As he didn’t have college stats or scouting combine results that jumped right off the charts, Tom Brady entered pro football with very little notoriety, getting picked 199th overall in the sixth round by the New England Patriots in the 1999 NFL Draft. Close to three years later, he led the Patriots to the Super Bowl, having previously replaced Drew Bledsoe as the team’s starting quarterback, as recalled by USA Today‘s Touchdown Wire. The rest is history, as Brady is widely considered as the best NFL quarterback of all-time as a five-time Super Bowl winner.
With the Patriots hoping for their sixth NFL championship at the 2019 Super Bowl on Sunday — where they will be facing the Jared Goff-led Los Angeles Rams — Brady remains the only starting quarterback to lead New England to victory in the NFL’s biggest game of the year.

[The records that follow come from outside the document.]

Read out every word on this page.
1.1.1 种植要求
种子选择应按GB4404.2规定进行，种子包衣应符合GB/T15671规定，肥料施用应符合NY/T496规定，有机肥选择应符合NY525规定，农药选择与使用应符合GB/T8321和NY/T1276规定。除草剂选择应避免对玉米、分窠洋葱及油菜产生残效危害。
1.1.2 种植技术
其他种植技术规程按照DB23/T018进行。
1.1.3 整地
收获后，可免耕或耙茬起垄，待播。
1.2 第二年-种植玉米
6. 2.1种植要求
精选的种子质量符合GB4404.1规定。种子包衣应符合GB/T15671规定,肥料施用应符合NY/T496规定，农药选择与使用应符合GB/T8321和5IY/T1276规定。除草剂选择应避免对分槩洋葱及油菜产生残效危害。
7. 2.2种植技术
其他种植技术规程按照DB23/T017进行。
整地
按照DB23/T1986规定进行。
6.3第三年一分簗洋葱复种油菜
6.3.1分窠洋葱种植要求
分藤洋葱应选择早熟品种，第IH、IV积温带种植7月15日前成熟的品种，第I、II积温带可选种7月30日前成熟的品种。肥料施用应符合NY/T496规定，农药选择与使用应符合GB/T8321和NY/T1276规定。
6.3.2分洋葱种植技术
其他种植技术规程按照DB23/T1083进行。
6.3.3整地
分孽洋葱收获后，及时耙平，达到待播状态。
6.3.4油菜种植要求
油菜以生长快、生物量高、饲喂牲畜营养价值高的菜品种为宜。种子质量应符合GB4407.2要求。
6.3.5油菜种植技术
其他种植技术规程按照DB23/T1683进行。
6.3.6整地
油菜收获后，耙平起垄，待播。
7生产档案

However, Brady’s first championship in New England marked a case of “third time’s the charm,” as the Patriots had made two Super Bowl appearances in the years prior, only to fall short of a championship victory.
The New England Patriots’ first Super Bowl appearance took place on January 26, 1986, as the team made their way to the “Big Game” as a wild card team that finished the 1985 regular season with an 11-5 record, per Pro Football Reference. Meanwhile, the Chicago Bears (15-1) were heavily favored going into the 1986 Super Bowl, boasting an offense that featured Hall of Fame running back Walter Payton and a highly-regarded defensive unit.
As noted by the Washington Post in 1986, the Bears ended up beating the Patriots 46-10 in 1986, tying a Super Bowl record with seven sacks and setting one by holding New England’s offense to negative 19 yards in total yardage in the first half. The game also saw Patriots coach Raymond Berry replace young quarterback Tony Eason with veteran Steve Grogan late in the first half, hoping to shake things up as the Bears continued to dominate.
Tom Brady says there's "zero" chance he'll retire after the Super Bowl.
— Sporting News (@sportingnews) January 31, 2019
Eleven years later, the Patriots were back in the Super Bowl, this time led by the aforementioned Drew Bledsoe, who was drafted first overall in 1993 and helped lead New England back to contention after an extended down period. Unfortunately, Bledsoe wasn’t able to lead the Patriots past Brett Favre and the Green Bay Packers in the 1997 Super Bowl.
As recalled by Wicked Local, the Patriots kept it close in the first half — and even held the lead in the second quarter, but had no answer when Favre threw two crucial touchdown passes in the second half. Desmond Howard also set a Super Bowl record by returning a kickoff for a 99-yard touchdown. Bledsoe also struggled against the Packers’ defense, throwing two touchdown passes and four interceptions and getting sacked five times, as shown on Pro Football Reference‘s Super Bowl boxscore for that year’s contest.
Although those two Super Bowl losses for the Patriots saw their opponents set a few records in the process, Tom Brady does have several Super Bowl records to his name — as the only championship-winning starting quarterback in team history. Aside from the five times in which he’s won the “Big Game,” Brady holds Super Bowl records in appearances (nine), MVP awards (four), touchdown passes (18), and passing yards (2,576), per SBNation.